Article de Nicolas Lemâle



Si l’on revient toujours avec beaucoup de plaisir vers le cinéma de John Huston, c’est entre autres parce que celui-ci respire l’aventure, la grandeur des sentiments et des histoires confinant au mythologique. Bien sûr, la grande carrière du réalisateur ne se résume pas à ses chefs-d’œuvre épiques - de Le Trésor de la Sierra Madre (1948) à Moby Dick (1956) en passant par African Queen (1951), la liste est longue -, car même dans ses films plus intimistes, comme Au-dessous du volcan (1984) ou bien L'Honneur des Prizzi (1985), Huston prend toujours soin de mettre en scène des personnages eux-mêmes dévorés par l’envie d’un ailleurs impossible à atteindre, qu’il soit géographique, matériel, social ou sentimental. L’aventure se conjugue donc de plusieurs manières chez lui, mais force est de constater que pour L’Homme qui voulut être roi, elle s’écrit avec un grand A.


« Nous ne sommes pas des Dieux, mais des Anglais. Ce qui est presque aussi bien. »
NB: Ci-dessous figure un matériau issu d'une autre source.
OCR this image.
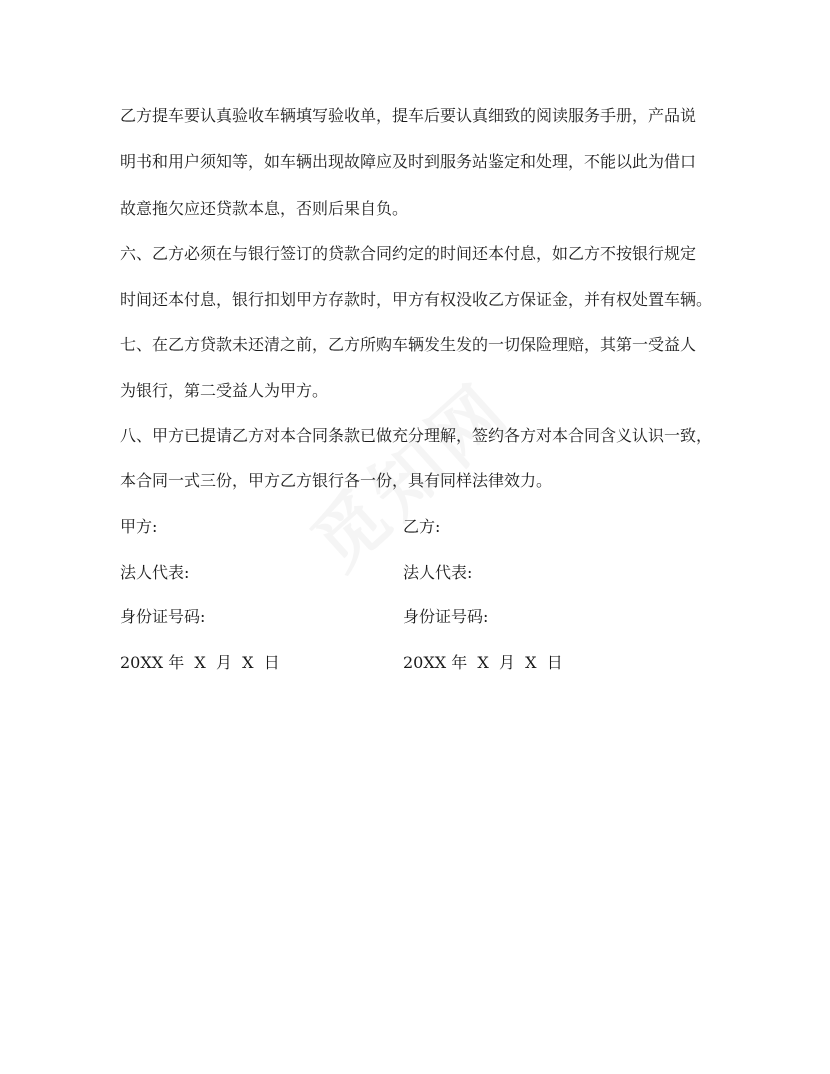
乙方提车要认真验收车辆填写验收单，提车后要认真细致的阅读服务手册，产品说
明书和用户须知等，如车辆出现故障应及时到服务站鉴定和处理，不能以此为借口
故意拖欠应还贷款本息，否则后果自负。
六、乙方必须在与银行签订的贷款合同约定的时间还本付息，如乙方不按银行规定
时间还本付息，银行扣划甲方存款时，甲方有权没收乙方保证金，并有权处置车辆。
七、在乙方贷款未还清之前，乙方所购车辆发生发的一切保险理赔，其第一受益人
为银行，第二受益人为甲方。
八、甲方已提请乙方对本合同条款已做充分理解，签约各方对本合同含义认识一致，
本合同一式三份，甲方乙方银行各一份，具有同样法律效力。
甲方:
法人代表:
身份证号码:
20XX 年  X  月  X  日
乙方:
法人代表:
身份证号码:
20XX 年  X  月  X  日
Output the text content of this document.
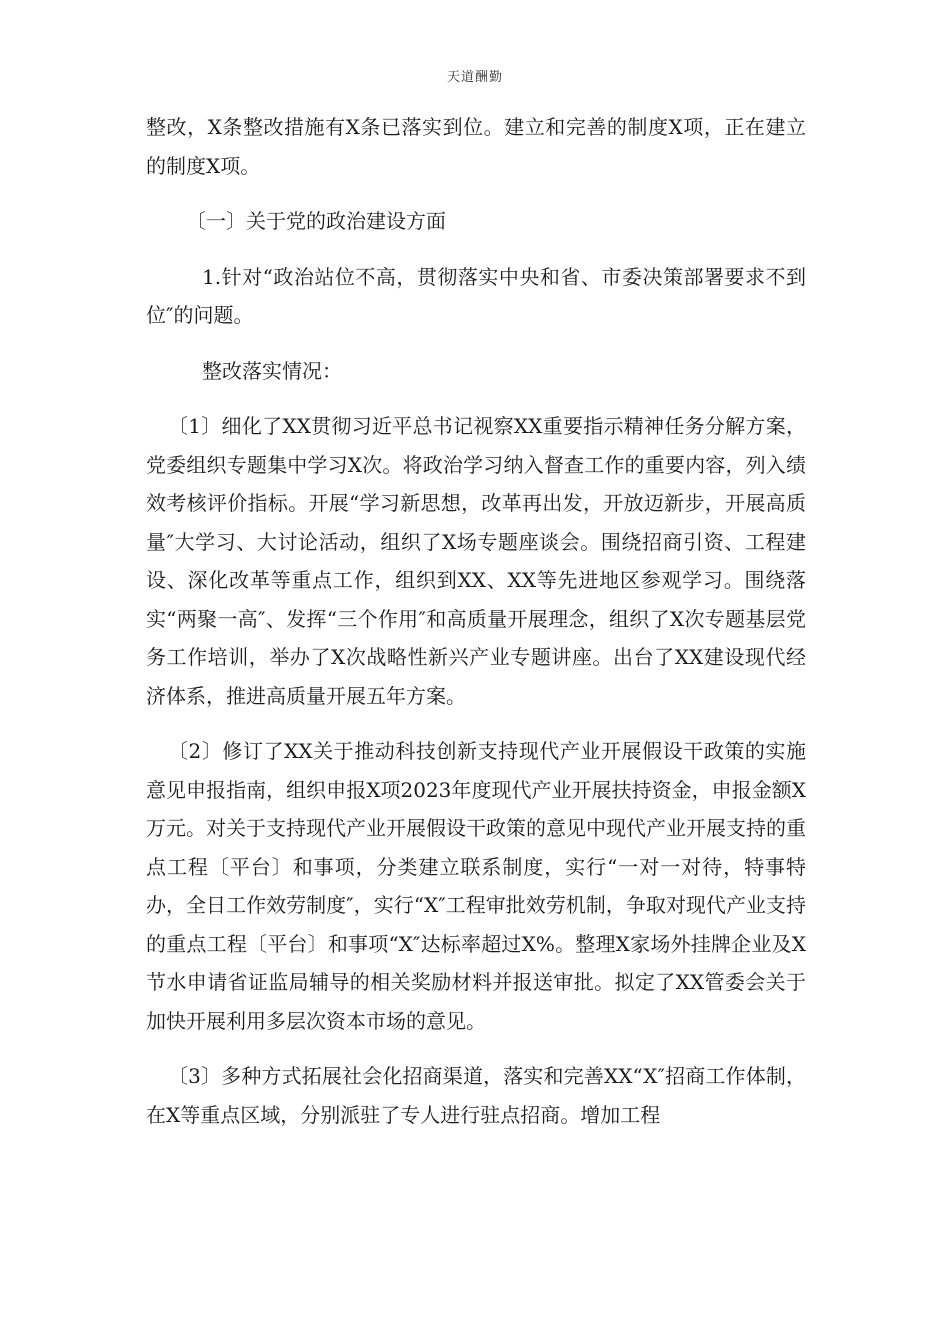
天道酬勤

整改，X条整改措施有X条已落实到位。建立和完善的制度X项，正在建立的制度X项。

〔一〕关于党的政治建设方面

1.针对“政治站位不高，贯彻落实中央和省、市委决策部署要求不到位″的问题。

整改落实情况：

〔1〕细化了XX贯彻习近平总书记视察XX重要指示精神任务分解方案，党委组织专题集中学习X次。将政治学习纳入督查工作的重要内容，列入绩效考核评价指标。开展“学习新思想，改革再出发，开放迈新步，开展高质量″大学习、大讨论活动，组织了X场专题座谈会。围绕招商引资、工程建设、深化改革等重点工作，组织到XX、XX等先进地区参观学习。围绕落实“两聚一高″、发挥“三个作用″和高质量开展理念，组织了X次专题基层党务工作培训，举办了X次战略性新兴产业专题讲座。出台了XX建设现代经济体系，推进高质量开展五年方案。

〔2〕修订了XX关于推动科技创新支持现代产业开展假设干政策的实施意见申报指南，组织申报X项2023年度现代产业开展扶持资金，申报金额X万元。对关于支持现代产业开展假设干政策的意见中现代产业开展支持的重点工程〔平台〕和事项，分类建立联系制度，实行“一对一对待，特事特办，全日工作效劳制度″，实行“X″工程审批效劳机制，争取对现代产业支持的重点工程〔平台〕和事项“X″达标率超过X%。整理X家场外挂牌企业及X节水申请省证监局辅导的相关奖励材料并报送审批。拟定了XX管委会关于加快开展利用多层次资本市场的意见。

〔3〕多种方式拓展社会化招商渠道，落实和完善XX“X″招商工作体制，在X等重点区域，分别派驻了专人进行驻点招商。增加工程
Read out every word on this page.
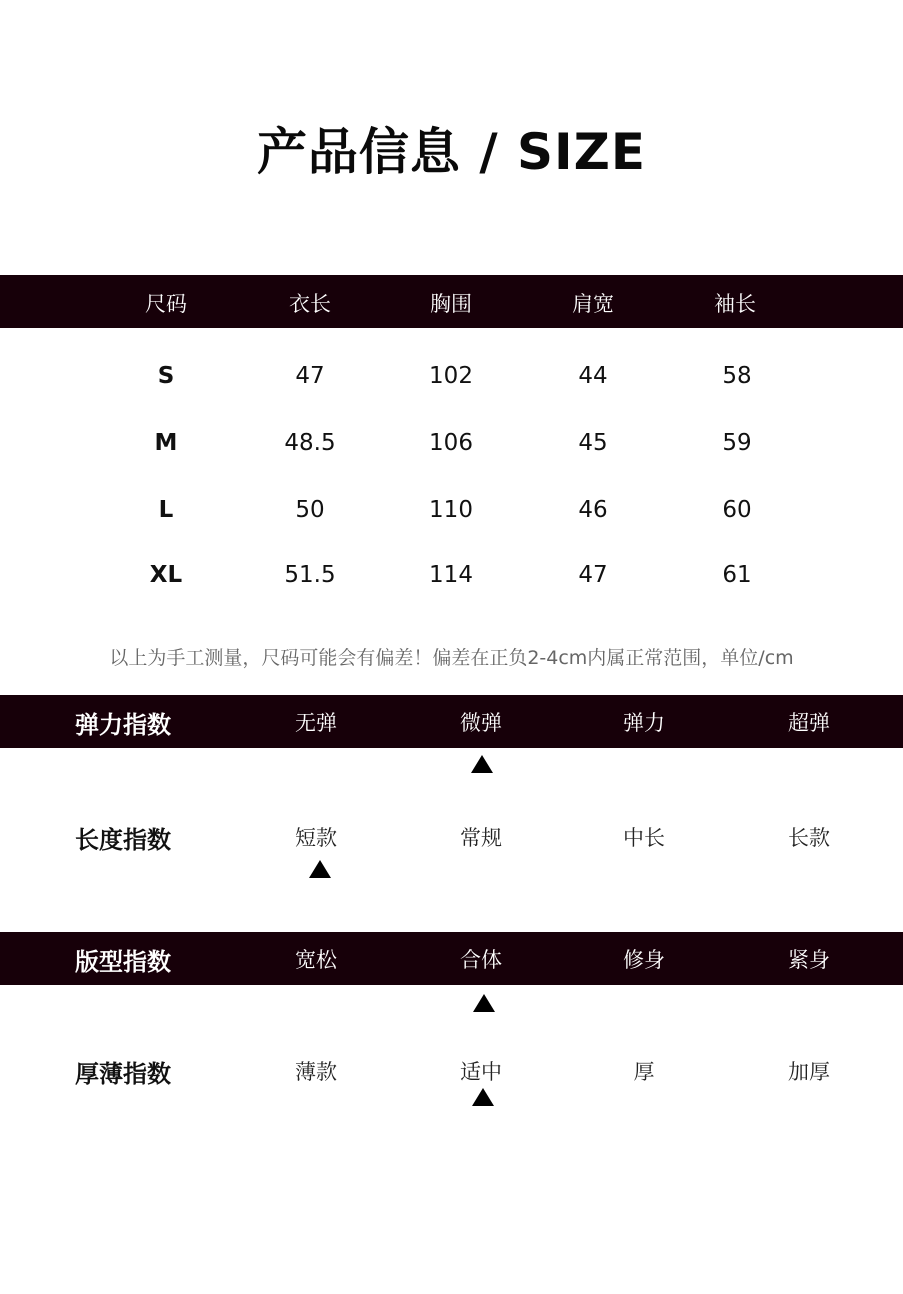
产品信息 / SIZE
尺码	衣长	胸围	肩宽	袖长
S	47	102	44	58
M	48.5	106	45	59
L	50	110	46	60
XL	51.5	114	47	61
以上为手工测量，尺码可能会有偏差！偏差在正负2-4cm内属正常范围，单位/cm
弹力指数	无弹	微弹	弹力	超弹
长度指数	短款	常规	中长	长款
版型指数	宽松	合体	修身	紧身
厚薄指数	薄款	适中	厚	加厚
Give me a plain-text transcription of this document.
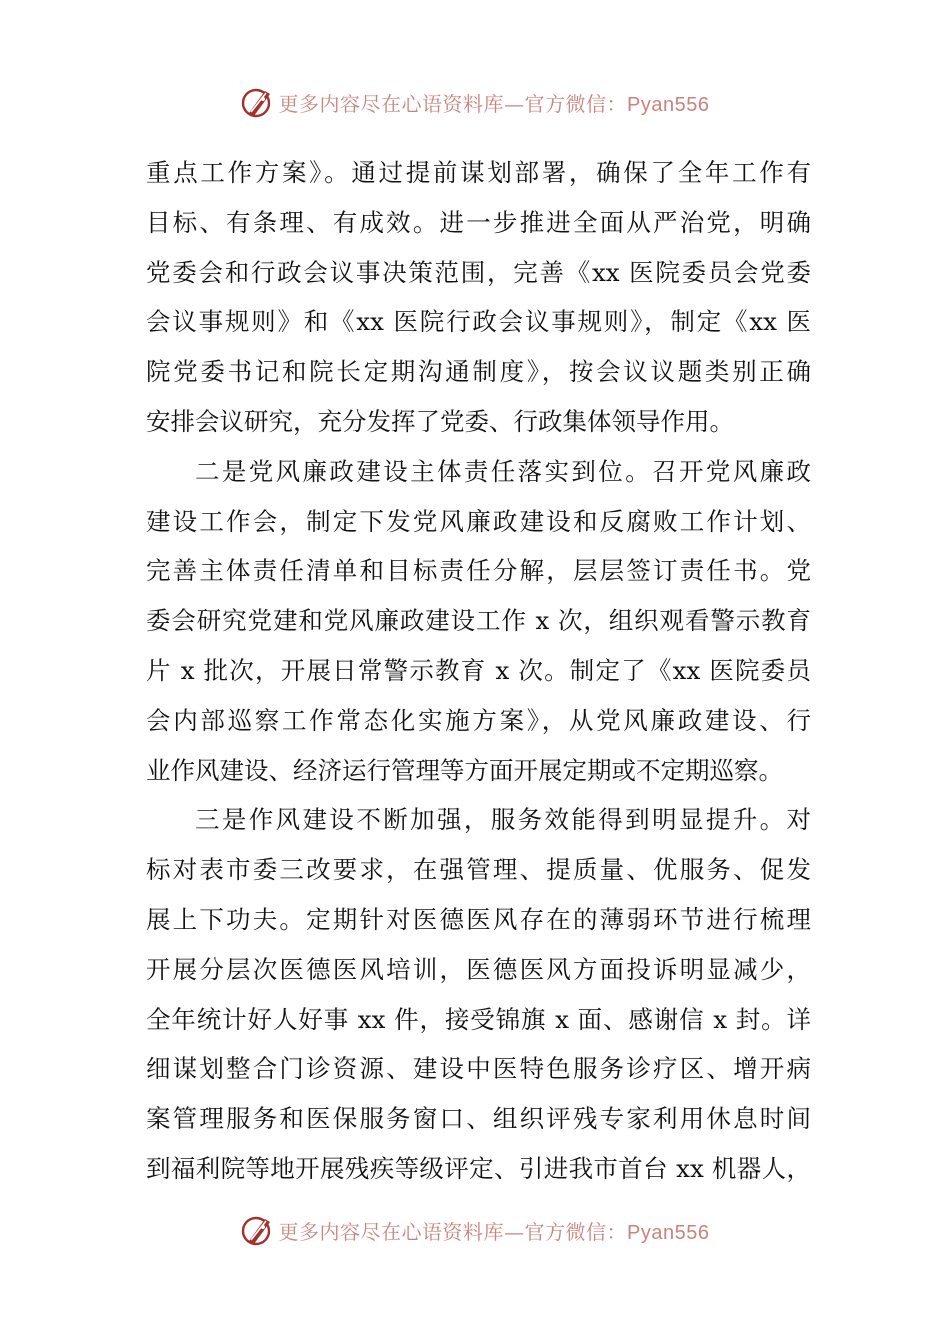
更多内容尽在心语资料库—官方微信：Pyan556
重点工作方案》。通过提前谋划部署，确保了全年工作有
目标、有条理、有成效。进一步推进全面从严治党，明确
党委会和行政会议事决策范围，完善《xx 医院委员会党委
会议事规则》和《xx 医院行政会议事规则》，制定《xx 医
院党委书记和院长定期沟通制度》，按会议议题类别正确
安排会议研究，充分发挥了党委、行政集体领导作用。
二是党风廉政建设主体责任落实到位。召开党风廉政
建设工作会，制定下发党风廉政建设和反腐败工作计划、
完善主体责任清单和目标责任分解，层层签订责任书。党
委会研究党建和党风廉政建设工作 x 次，组织观看警示教育
片 x 批次，开展日常警示教育 x 次。制定了《xx 医院委员
会内部巡察工作常态化实施方案》，从党风廉政建设、行
业作风建设、经济运行管理等方面开展定期或不定期巡察。
三是作风建设不断加强，服务效能得到明显提升。对
标对表市委三改要求，在强管理、提质量、优服务、促发
展上下功夫。定期针对医德医风存在的薄弱环节进行梳理
开展分层次医德医风培训，医德医风方面投诉明显减少，
全年统计好人好事 xx 件，接受锦旗 x 面、感谢信 x 封。详
细谋划整合门诊资源、建设中医特色服务诊疗区、增开病
案管理服务和医保服务窗口、组织评残专家利用休息时间
到福利院等地开展残疾等级评定、引进我市首台 xx 机器人，
更多内容尽在心语资料库—官方微信：Pyan556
Succédant à de nombreux duos imaginés pour jouer les rôles principaux de cette adaptation de Rudyard Kipling (Bogart et Gable, Newman et Redford…), Michael Caine et Sean Connery sont les parfaits héros de cette quête d’or et de pouvoir, à la fois picaresque et tragi-comique. Accents cockney en bandoulière, cabotins et fiers de l’être, les deux comédiens anglais, qui ne s’étaient jamais croisés sur un plateau auparavant, s’entendent visiblement comme larrons en foire pour personnifier les ex-sergents de l’Empire britannique, Carnehan (Caine) et Dravot (Connery). Deux hommes de métier, francs-maçons, patriotes, mais également blasés par l’inanité des guerres coloniales, et décidés à profiter de leur « éducation » afin de mettre sous leur botte un pays perdu de l’ancien Afghanistan, nommé ici le Kafaristan.

 
  

Ravins enneigés, montagnes désertiques, cités perdues, trésors antiques, aucun ingrédient « serialesque » ne manquera durant leur périple, magnifié par les plans larges de Huston, et les matte paintings du légendaire Albert Whitlock. Même s’il ne trahit jamais sa dimension de divertissement léger à grand spectacle, à la manière de ce que l’on voyait durant l’âge d’or hollywoodien (l’histoire nous est même narrée, en guise de clin d’œil, par un journaliste franc-maçon devenu ami des deux héros, nommé… Kipling), L’Homme qui voulut être roi a aussi pour ambition d’être une fable morale parfaitement limpide sur la vanité inhérente à la nature humaine. Dravot, élevé « par accident » au rang de demi-Dieu descendant d’Alexandre le Grand par le peuple du Kafiristan, justifie bientôt le titre de l’œuvre en ne devenant plus seulement un joyeux profiteur - ce que continue d’être son compère Carnehan -, mais un illuminé persuadé d’avoir ainsi accompli son destin. La tirade de Sean Connery, durant laquelle tous ses délires prennent forme (diriger une nation, créer un drapeau… et finalement soumettre la Reine !), constitue ainsi le cœur narratif du film, et scelle en quelques minutes sa chute. Car nous sommes chez John Huston, et l’échec de chaque homme trop égoïste et vaniteux est toujours à la mesure de son aveuglement. Le nihilisme du fabuleux final sur le pont suspendu fait ici écho à celui de Le Trésor de la Sierra Madre, tout aussi noir et définitif.


Plus dure sera la chute

Bien que mélancolique et au bout du compte très acerbe (l’Angleterre, en tant que civilisation condescendante et hypocrite, est violemment critiquée), L’Homme qui voulut être roi n'oublie jamais malgré tout d’être caustique, enivrant et divertissant. Nous l’avons déjà dit, l’alchimie entre Connery et Caine est idéale, le duo semblant dans un premier temps être indissociable, bien que dominé par l’abattage de Michael Caine, qui offre, quinze ans plus tard, une réinterprétation inversée et savoureuse de son personnage d’officier britannique de l’Empire colonial dans Zoulou (Cy Endfield,1964). Lorsque leurs trajectoires divergent, Carnehan et Davot deviennent les deux visages d’une seule et même conscience, tiraillée entre une saine avidité (« Prenons le trésor et déguerpissons d’ici ! ») et la folie des grandeurs (« Ce peuple a besoin de moi ! »). Le dénouement les réunit à nouveau, malgré tout, et célèbre une valeur qui ne se ternit pas dans ces conditions : l’amitié. Celle-ci perdurera au-delà de la mort, ultime symbole d’une grande et vaine aventure représenté dans un dernier plan bouleversant. Grand film.